The Woolwich Crown Court also heard details of how the extremists planned to 'hide' their intent, by carrying pornographic magazines and condoms in the luggage, to convince security screeners they couldn't be devout Muslims, according to prosecutor Peter Wright.

"These men were actively engaged in a deadly plan designed to bring about what would have been, had they been successful, a civilian death toll from an act of terrorism on an almost unprecedented scale," he told the court. "If each of these aircraft was successfully blown up the potential for loss of life was indeed considerable.

"And there would be little if any chance of saving any of them from their impending disaster," he added. "For when the mid-flight explosions began the authorities would be unable to prevent the other flights from meeting a similar fate as they would already be in mid air and carrying their deadly cargo."

As ANN reported, police in London thwarted the purported attack, when on August 9, 2006 they arrested two key members of the group, Abdulla Ahmed Ali and Assad Sarwar, following several months of surveillance.
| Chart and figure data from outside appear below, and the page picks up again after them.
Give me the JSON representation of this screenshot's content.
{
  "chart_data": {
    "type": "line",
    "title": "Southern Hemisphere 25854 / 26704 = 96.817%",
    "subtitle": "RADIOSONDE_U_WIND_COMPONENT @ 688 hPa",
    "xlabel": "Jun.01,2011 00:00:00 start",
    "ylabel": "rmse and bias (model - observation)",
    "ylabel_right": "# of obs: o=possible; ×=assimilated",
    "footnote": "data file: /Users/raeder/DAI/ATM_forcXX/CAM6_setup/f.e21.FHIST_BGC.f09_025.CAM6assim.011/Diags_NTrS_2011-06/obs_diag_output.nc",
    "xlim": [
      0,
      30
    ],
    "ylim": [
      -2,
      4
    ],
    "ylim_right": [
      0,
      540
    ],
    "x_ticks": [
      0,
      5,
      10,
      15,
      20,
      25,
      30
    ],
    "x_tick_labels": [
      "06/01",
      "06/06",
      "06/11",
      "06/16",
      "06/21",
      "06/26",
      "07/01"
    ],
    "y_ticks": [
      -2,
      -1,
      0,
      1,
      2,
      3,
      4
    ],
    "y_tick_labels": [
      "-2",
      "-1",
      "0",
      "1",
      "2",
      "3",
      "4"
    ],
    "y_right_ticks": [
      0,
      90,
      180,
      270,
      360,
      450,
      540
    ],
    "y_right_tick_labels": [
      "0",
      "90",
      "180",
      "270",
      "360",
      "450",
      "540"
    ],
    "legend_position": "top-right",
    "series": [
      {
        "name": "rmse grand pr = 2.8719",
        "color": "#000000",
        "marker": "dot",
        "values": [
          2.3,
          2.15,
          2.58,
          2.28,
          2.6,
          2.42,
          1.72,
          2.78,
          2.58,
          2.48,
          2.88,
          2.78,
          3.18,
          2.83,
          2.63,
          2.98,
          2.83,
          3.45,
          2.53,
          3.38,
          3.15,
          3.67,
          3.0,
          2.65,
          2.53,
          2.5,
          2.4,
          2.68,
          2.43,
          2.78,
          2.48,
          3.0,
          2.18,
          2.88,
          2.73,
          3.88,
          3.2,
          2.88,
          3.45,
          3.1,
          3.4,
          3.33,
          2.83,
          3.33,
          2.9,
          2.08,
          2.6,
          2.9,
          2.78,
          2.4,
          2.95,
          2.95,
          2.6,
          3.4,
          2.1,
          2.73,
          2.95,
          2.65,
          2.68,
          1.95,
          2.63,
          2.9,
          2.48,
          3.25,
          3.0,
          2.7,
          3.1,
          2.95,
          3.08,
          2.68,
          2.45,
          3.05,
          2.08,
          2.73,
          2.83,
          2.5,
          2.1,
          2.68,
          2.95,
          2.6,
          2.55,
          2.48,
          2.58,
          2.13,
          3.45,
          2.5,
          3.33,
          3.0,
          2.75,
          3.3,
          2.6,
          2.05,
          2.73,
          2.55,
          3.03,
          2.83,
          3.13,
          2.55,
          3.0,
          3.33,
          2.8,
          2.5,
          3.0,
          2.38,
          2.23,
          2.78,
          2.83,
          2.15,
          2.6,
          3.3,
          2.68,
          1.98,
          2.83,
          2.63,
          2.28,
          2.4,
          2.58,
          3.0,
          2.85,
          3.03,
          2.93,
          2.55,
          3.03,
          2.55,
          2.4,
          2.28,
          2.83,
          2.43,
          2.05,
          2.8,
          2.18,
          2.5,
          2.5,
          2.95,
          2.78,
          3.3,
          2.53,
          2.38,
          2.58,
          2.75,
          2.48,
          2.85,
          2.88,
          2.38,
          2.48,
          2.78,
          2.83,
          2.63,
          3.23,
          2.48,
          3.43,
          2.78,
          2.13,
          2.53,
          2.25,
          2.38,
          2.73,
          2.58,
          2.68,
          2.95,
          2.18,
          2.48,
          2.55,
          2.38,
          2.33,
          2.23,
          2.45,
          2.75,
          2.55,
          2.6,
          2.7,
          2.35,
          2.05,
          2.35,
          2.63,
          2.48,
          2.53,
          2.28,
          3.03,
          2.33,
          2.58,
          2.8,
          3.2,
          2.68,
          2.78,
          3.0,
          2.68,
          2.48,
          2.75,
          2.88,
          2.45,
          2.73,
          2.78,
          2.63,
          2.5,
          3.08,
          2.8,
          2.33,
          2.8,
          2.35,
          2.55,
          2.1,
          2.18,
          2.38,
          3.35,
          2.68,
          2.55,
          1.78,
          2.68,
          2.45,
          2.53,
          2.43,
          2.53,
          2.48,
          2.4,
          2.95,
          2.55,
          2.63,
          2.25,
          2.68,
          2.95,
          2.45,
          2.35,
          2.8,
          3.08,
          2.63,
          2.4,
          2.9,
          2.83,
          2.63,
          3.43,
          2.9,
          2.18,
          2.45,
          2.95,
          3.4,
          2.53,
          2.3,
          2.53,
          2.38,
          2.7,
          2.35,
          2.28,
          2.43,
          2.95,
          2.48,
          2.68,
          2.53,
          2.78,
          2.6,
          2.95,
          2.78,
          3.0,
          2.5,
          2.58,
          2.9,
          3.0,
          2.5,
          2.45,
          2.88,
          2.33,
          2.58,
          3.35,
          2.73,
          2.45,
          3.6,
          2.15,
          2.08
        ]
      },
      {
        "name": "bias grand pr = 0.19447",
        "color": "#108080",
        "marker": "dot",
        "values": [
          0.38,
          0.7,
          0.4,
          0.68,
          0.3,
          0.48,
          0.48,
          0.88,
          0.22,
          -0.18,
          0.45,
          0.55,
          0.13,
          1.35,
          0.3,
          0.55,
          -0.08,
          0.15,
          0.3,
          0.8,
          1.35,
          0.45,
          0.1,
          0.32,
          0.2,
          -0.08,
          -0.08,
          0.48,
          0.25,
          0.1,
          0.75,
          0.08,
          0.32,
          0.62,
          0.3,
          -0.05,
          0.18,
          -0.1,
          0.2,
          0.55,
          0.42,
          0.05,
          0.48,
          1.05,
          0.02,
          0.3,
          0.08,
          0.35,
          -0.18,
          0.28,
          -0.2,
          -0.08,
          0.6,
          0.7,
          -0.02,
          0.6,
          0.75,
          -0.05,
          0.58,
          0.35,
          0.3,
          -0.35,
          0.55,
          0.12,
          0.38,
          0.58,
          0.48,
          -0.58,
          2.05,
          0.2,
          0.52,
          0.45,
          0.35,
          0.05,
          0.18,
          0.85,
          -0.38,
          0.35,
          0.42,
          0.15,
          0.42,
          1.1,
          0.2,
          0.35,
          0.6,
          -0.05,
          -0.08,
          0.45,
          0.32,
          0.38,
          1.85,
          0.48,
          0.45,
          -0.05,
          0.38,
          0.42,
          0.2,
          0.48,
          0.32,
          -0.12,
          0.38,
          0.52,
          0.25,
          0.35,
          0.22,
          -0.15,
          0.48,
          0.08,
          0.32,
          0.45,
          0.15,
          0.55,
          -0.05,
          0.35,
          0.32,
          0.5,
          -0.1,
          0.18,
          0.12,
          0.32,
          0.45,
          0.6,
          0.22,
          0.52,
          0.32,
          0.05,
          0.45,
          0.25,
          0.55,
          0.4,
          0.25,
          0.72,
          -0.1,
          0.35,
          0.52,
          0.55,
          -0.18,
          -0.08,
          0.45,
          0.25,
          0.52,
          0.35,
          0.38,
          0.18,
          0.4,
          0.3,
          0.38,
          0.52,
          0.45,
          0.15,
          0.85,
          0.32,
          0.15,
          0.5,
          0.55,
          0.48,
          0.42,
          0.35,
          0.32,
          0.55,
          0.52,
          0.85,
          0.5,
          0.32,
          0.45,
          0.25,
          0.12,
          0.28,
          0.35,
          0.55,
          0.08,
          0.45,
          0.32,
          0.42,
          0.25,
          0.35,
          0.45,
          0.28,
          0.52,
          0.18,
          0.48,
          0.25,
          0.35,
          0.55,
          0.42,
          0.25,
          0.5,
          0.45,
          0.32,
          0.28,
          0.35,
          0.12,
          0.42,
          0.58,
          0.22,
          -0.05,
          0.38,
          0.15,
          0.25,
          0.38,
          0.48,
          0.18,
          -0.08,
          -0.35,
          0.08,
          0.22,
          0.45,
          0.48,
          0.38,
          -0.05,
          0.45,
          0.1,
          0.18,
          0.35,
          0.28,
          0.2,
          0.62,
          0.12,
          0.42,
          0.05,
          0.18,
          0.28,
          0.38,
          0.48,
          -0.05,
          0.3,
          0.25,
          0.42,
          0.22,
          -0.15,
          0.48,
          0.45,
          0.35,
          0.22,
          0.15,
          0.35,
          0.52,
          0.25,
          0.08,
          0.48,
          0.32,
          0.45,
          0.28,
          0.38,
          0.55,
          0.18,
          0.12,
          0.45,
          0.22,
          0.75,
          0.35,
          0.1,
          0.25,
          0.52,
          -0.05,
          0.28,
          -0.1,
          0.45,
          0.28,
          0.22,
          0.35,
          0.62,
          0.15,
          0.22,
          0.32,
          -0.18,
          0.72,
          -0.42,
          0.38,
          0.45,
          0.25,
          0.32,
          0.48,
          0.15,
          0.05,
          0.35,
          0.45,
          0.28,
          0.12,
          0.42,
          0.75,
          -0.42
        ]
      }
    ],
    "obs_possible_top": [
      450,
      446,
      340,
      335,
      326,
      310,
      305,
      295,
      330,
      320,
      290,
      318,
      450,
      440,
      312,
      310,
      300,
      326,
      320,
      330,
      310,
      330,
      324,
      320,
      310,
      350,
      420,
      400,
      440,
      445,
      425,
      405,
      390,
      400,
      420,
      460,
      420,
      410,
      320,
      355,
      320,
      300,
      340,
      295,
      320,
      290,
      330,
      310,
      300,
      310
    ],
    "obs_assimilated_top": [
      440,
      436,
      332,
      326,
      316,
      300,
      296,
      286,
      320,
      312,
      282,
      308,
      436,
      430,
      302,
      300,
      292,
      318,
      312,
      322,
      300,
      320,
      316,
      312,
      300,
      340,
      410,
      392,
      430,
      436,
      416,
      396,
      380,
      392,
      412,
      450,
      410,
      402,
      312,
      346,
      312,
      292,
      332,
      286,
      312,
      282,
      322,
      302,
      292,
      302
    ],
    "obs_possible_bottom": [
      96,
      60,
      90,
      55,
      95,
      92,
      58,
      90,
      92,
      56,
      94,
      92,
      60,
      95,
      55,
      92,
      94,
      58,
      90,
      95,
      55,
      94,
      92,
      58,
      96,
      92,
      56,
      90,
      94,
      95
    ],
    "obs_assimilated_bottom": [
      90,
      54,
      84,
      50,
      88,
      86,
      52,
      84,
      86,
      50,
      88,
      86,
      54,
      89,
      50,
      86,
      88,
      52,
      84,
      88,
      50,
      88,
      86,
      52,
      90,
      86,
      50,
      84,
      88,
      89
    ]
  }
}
In the following days, several more members of the terror cabal were detained, as aviation authorities in the US and London hurriedly enacted an outright ban on liquids transported in carry-on luggage.

That ban has since been eased, though restrictions remain on the amount of liquid allowed to be carried past security.

Ali, Sarwar, and six others are on trial this week in London. According to Wright, the two men were "almost ready to put their plot into practice," and "shared a common interest" in causing as much carnage as possible.

"It was an interest in which they were actively engaged at the time of their arrest, an interest that involved inflicting heavy casualties upon an unwitting civilian population, all in the name of Islam," Wright told the court. "The means by which they intended to inflict heavy casualties upon ordinary civilians was by the carrying out of a series of coordinated and deadly explosions.

"These men were, we say, indifferent to the carnage that was likely to ensue if their plans were successful. To them, the identities of their victims was a complete irrelevance. It is the prosecution case that they intended to cause a series of explosions on board a selected number of transatlantic passenger aircraft."

Police also found several items tying the men to the plot, including syringes, materials to make homemade explosives and detonators, and personal diaries outlining the steps leading up to the attacks.

"The devices were to be smuggled on to the aircraft and detonated in flight by a suicide bomber, a bomber prepared to lose his or her life in this way," Wright said. "Inevitably, such an event would also have fatal consequences for the various passengers and crew who happened, quite by chance, to be flying to North America on the day selected by them to commit this atrocity."